CC_blog_RetailIndustryQuestions_SidePhoneImpressive as these numbers are, though, there’s a huge opening for individual retailers to capture a significant slice of the mobile audience.  During the 2016 holiday season, per Adobe:

  • Smartphones accounted for 41% of all online retail visits but only 21% of sales.
  • Desktops, meanwhile, accounted for 50% of all visits but 69% of sales.
  • Tablets accounted for 9% of visits and 10% of sales.

The problem, as CNET put it, is that “mobile shopping still stinks”; ongoing issues with the m-commerce platform include poor navigation, hard-to-see product images, and unwieldy checkout flows. Retailers that can give mobile customers what they want could enjoy big rewards in 2017.

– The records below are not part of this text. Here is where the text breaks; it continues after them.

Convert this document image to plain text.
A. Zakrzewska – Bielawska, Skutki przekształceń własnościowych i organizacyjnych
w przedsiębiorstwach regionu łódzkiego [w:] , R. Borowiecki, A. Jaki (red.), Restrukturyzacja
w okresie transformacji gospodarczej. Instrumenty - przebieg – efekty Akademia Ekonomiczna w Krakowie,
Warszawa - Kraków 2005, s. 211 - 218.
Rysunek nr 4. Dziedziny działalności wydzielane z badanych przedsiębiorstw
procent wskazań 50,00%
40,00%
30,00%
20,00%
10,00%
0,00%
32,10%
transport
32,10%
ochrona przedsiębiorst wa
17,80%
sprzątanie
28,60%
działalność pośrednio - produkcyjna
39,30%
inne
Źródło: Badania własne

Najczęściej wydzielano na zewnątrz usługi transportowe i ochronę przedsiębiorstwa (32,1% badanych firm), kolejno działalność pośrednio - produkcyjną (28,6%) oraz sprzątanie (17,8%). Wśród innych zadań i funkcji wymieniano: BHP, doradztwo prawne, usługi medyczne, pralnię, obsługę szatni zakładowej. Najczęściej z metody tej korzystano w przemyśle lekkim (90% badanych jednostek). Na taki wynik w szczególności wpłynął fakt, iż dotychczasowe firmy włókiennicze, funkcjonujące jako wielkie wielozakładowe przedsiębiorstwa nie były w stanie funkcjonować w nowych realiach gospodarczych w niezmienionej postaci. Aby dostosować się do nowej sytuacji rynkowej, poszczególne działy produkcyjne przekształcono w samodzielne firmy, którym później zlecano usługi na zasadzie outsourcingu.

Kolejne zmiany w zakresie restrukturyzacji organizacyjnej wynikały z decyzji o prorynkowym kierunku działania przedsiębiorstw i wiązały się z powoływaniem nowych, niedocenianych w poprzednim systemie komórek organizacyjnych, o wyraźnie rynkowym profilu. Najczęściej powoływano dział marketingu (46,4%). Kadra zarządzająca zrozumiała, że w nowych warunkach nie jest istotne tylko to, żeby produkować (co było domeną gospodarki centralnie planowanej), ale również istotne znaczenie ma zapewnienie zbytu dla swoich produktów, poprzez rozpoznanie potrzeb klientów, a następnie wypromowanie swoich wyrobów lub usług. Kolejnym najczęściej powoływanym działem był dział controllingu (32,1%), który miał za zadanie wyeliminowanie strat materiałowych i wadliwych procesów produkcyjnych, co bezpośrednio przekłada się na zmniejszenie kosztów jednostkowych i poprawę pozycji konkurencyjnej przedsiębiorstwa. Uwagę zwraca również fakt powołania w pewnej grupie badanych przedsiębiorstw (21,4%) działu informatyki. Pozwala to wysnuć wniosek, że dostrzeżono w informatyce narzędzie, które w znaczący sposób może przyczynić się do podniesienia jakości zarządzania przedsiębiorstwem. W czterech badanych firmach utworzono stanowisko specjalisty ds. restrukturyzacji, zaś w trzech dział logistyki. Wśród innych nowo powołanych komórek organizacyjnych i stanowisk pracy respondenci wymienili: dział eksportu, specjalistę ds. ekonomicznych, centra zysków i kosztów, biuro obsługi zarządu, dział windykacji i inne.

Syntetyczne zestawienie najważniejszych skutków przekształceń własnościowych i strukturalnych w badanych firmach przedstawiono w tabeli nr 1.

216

4) How are online returns handled?

Returned merchandise cost retailers over $260 billion in 2015, according to the National Retail Federation. (As the NRF notes, a company earning that much revenue would rank third among the Fortune 500.) Best Buy lost $400 million in returns three years ago, which represented 10% of its sales. Categories like clothing, though, can see close to a 40% return rate.

A recent FreeShipping.com survey found that more than 60% of members consider free returns a top priority when deciding whether to shop again at a specific online retailer. Brands therefore need to find affordable ways to offer free, easy returns processes to their customers. Fortunately for retailers, a recent study found that lenient policies can lead to more purchases. Consumers aren’t able to try on or test online items, so a generous returns policy can give them the confidence needed to tip the scales when they’re unsure about a purchase.

5) What does the future of brick-and-mortar retail look like?

In-store shopping isn’t going away, but 14 major chains have announced plans to close at least 100 stores each in the past few years, which suggests structural weaknesses in existing brick-and-mortar retail models. While Amazon Go offers one potential blueprint for next-generation physical outlets, other retailers would do well to focus on developing robust, rewarding omnichannel experiences. Creating seamless shopping flows across multiple touchpoints allows physical retailers to leverage their locations and gain a competitive advantage over online-only stores. Just as critically, it can help them attract more valuable customers.

If the recent past is any indication, 2017 promises to bring more upheaval to the retail world.  To survive and thrive, retailers need to embrace the growing importance of e-commerce and m-commerce; cater to consumers’ evolving behaviors and preferences; and respond quickly and capably to potentially game-changing (or at least strategy-altering) news and events — and the opportunities they present.